ViktorKotliar · 4 June 2025 13:41

Hi all!
we have faced a strange problem with archiving and object store. As soon as it is on old CTA version it could be known. Is there any way to make archiving works for this files?
Maybe we can clean up the ObjectStore or just remove files (objects) from it. Any help is appreciated.

Cheers,
Victor

Summary flowing.

Summary

Details

CTA version: 4.7.3-1, xrd-ssi v1.1 , catalogue schema 10.0 postgresql
Operating System and version: CentOS Linux release 7.9.2009 (Core) docker containers
Xrootd version: 4.12.6-1.
Objectstore backend: NFS SHARE

What is the current problem behavior?

tape servers can not prepare files to migrate for some files, but some other files looks like are going to tapes in other tape pools.

Relevant logs and/or screenshots

Here is the ERROR from the tape server log

Jun  4 12:19:40.546411 tape-1-3-1 cta-taped: LVL="ERROR" PID="832940" TID="832940" MSG="Failed to getFilesToMigrate" thread="MainThread" tapeDrive="LTO8-1-3-1-0" tapeVid="ST6510" mountId="602461" transactionId="602461" byteSizeThreshold="80000000000" maxFiles="4000" message="In ObjectOps<N3cta11objectstore11serializers17ArchiveQueueShardE>::getHeaderFromObjectData(): could not parse header:  size=24645 data(b64)='CFoQABpY..........

Possible causes

Probably many simulation requests or heavy load for archiving with NFS.

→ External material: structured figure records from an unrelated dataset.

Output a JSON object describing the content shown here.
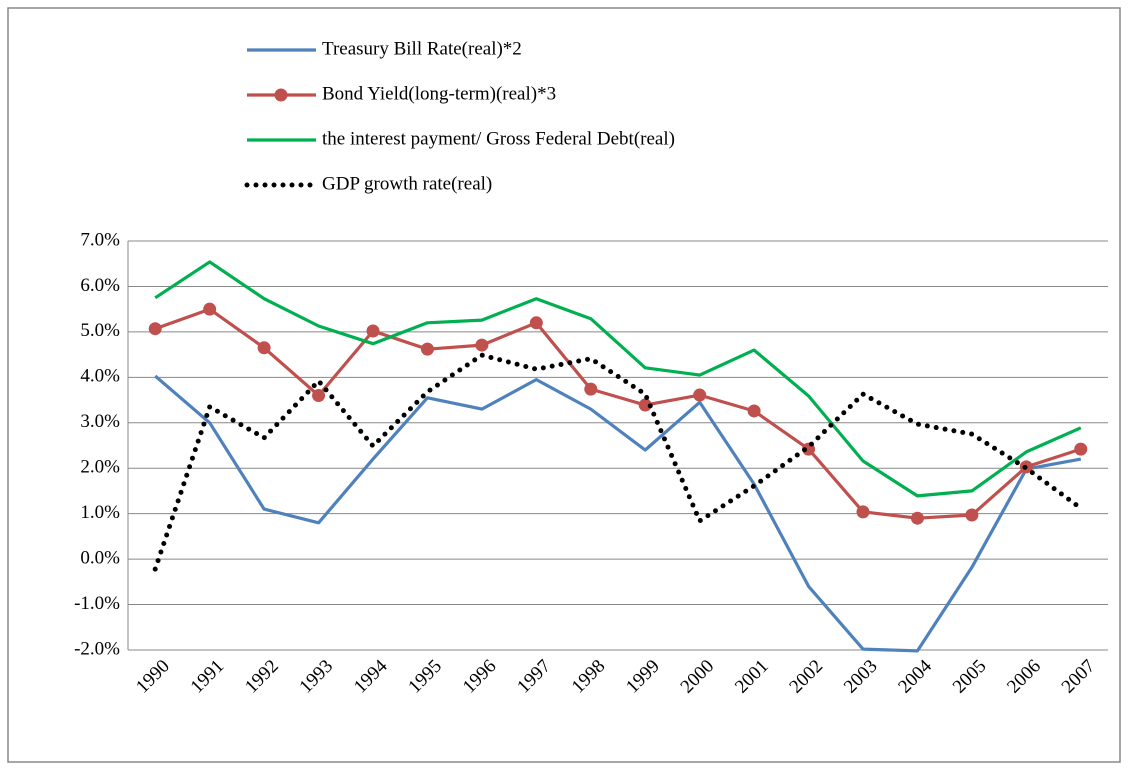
{
  "chart_data": {
    "type": "line",
    "categories": [
      "1990",
      "1991",
      "1992",
      "1993",
      "1994",
      "1995",
      "1996",
      "1997",
      "1998",
      "1999",
      "2000",
      "2001",
      "2002",
      "2003",
      "2004",
      "2005",
      "2006",
      "2007"
    ],
    "series": [
      {
        "name": "Treasury Bill Rate(real)*2",
        "color": "#4f81bd",
        "style": "solid",
        "values": [
          4.03,
          3.0,
          1.1,
          0.8,
          2.2,
          3.55,
          3.3,
          3.95,
          3.3,
          2.4,
          3.45,
          1.65,
          -0.6,
          -1.98,
          -2.02,
          -0.18,
          1.98,
          2.2
        ]
      },
      {
        "name": "Bond Yield(long-term)(real)*3",
        "color": "#c0504d",
        "style": "solid",
        "marker": "circle",
        "values": [
          5.07,
          5.5,
          4.65,
          3.6,
          5.02,
          4.62,
          4.71,
          5.2,
          3.74,
          3.39,
          3.61,
          3.26,
          2.42,
          1.04,
          0.9,
          0.97,
          2.03,
          2.42
        ]
      },
      {
        "name": "the interest payment/ Gross Federal Debt(real)",
        "color": "#00b050",
        "style": "solid",
        "values": [
          5.75,
          6.54,
          5.73,
          5.13,
          4.74,
          5.2,
          5.26,
          5.73,
          5.29,
          4.21,
          4.05,
          4.6,
          3.59,
          2.16,
          1.39,
          1.5,
          2.36,
          2.89
        ]
      },
      {
        "name": "GDP growth rate(real)",
        "color": "#000000",
        "style": "dotted",
        "values": [
          -0.22,
          3.35,
          2.67,
          3.92,
          2.49,
          3.68,
          4.49,
          4.18,
          4.41,
          3.63,
          0.84,
          1.61,
          2.47,
          3.63,
          2.97,
          2.75,
          2.0,
          1.12
        ]
      }
    ],
    "ylim": [
      -2,
      7
    ],
    "yticks": [
      {
        "value": -2,
        "label": "-2.0%"
      },
      {
        "value": -1,
        "label": "-1.0%"
      },
      {
        "value": 0,
        "label": "0.0%"
      },
      {
        "value": 1,
        "label": "1.0%"
      },
      {
        "value": 2,
        "label": "2.0%"
      },
      {
        "value": 3,
        "label": "3.0%"
      },
      {
        "value": 4,
        "label": "4.0%"
      },
      {
        "value": 5,
        "label": "5.0%"
      },
      {
        "value": 6,
        "label": "6.0%"
      },
      {
        "value": 7,
        "label": "7.0%"
      }
    ],
    "grid": true,
    "legend": "top"
  }
}
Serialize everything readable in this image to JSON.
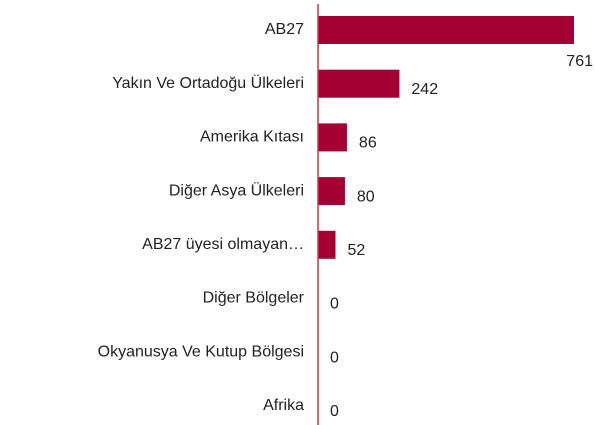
{
  "chart_data": {
    "type": "bar",
    "orientation": "horizontal",
    "categories": [
      "AB27",
      "Yakın Ve Ortadoğu Ülkeleri",
      "Amerika Kıtası",
      "Diğer Asya Ülkeleri",
      "AB27 üyesi olmayan…",
      "Diğer Bölgeler",
      "Okyanusya Ve Kutup Bölgesi",
      "Afrika"
    ],
    "values": [
      761,
      242,
      86,
      80,
      52,
      0,
      0,
      0
    ],
    "color": "#a50034",
    "axis_color": "#d0343c"
  }
}
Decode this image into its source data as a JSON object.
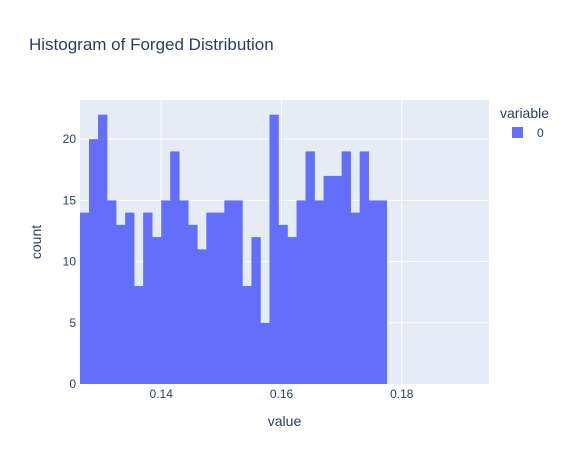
{
  "chart_data": {
    "type": "bar",
    "title": "Histogram of Forged Distribution",
    "xlabel": "value",
    "ylabel": "count",
    "bin_start": 0.1265,
    "bin_width": 0.0015,
    "values": [
      14,
      20,
      22,
      15,
      13,
      14,
      8,
      14,
      12,
      15,
      19,
      15,
      13,
      11,
      14,
      14,
      15,
      15,
      8,
      12,
      5,
      22,
      13,
      12,
      15,
      19,
      15,
      17,
      17,
      19,
      14,
      19,
      15,
      15
    ],
    "xlim": [
      0.1265,
      0.1945
    ],
    "ylim": [
      0,
      23.2
    ],
    "x_ticks": [
      0.14,
      0.16,
      0.18
    ],
    "x_tick_labels": [
      "0.14",
      "0.16",
      "0.18"
    ],
    "y_ticks": [
      0,
      5,
      10,
      15,
      20
    ],
    "y_tick_labels": [
      "0",
      "5",
      "10",
      "15",
      "20"
    ],
    "grid": true,
    "legend": {
      "title": "variable",
      "placement": "top-right",
      "entries": [
        {
          "label": "0",
          "color": "#636efa"
        }
      ]
    },
    "colors": {
      "bar": "#636efa",
      "plot_bg": "#e5ecf6",
      "grid": "#ffffff",
      "text": "#2a3f5f"
    }
  }
}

jleduc · 4 June 2025 14:31

Hello Viktor,
I guess the problem could become worse quickly as it looks like your tape servers cannot consume objects from one of the tapepool shard. It then would mean that they cannot dequeue anymore (from the start of the fifo queue) while users are still queueing on the tapepool queue (at the end of the queue) → archive backlog is building up.

If this is the case then you need to clean this as it won’t recover and backlog will pileup.

You could try to delete the problematic archive request objects in the objectstore, but you are running a very old version of CTA, so I am not sure it may be sufficient.

If you want to clean this tapepool archive queue you can:

set the write drive to 0 for the tapepool VO: to prevent the drives from messing with the queue
rename the tapepool queue object and run cta-objectstore-dereference-removed-queues to dereference the queue from root object.

At this point new user requests will recreate the queue for archival and re-reference it in root object.

You need then to requeue files that were in that queue: look for files stuck in archive buffer, inspect referenced object in file attributes, delete them from objectstore and requeue these files for archive.

Let me know if this is relevant with your current situation or if I missed the point.

Best regards,
Julien Leduc

ViktorKotliar · 5 June 2025 07:23

Hi Julien,
I have checked info from log in base64 crypto for ArchiveQueueShard it consists with 200+ archive requests. I have checked and have not found such requests in objects in the ObjectStore. For the moment I just removed broken ArchiveQueueShard and it started to archive files for this tapepool.

If there is more info I will add it here.

many thx!
Cheers
Victor

jleduc · 5 June 2025 08:30

Hi Viktor,
Happy to hear that archival is back!
Indeed it is always good to cleanup failed requests listed in cta-admin fr ls to limit noise in objectstore requests before messing with objects.
In your current state you may just need to babysit a bit the queue and make sure that it is deleted and dereferenced when it has fully been consumed.

Cheers,
Julien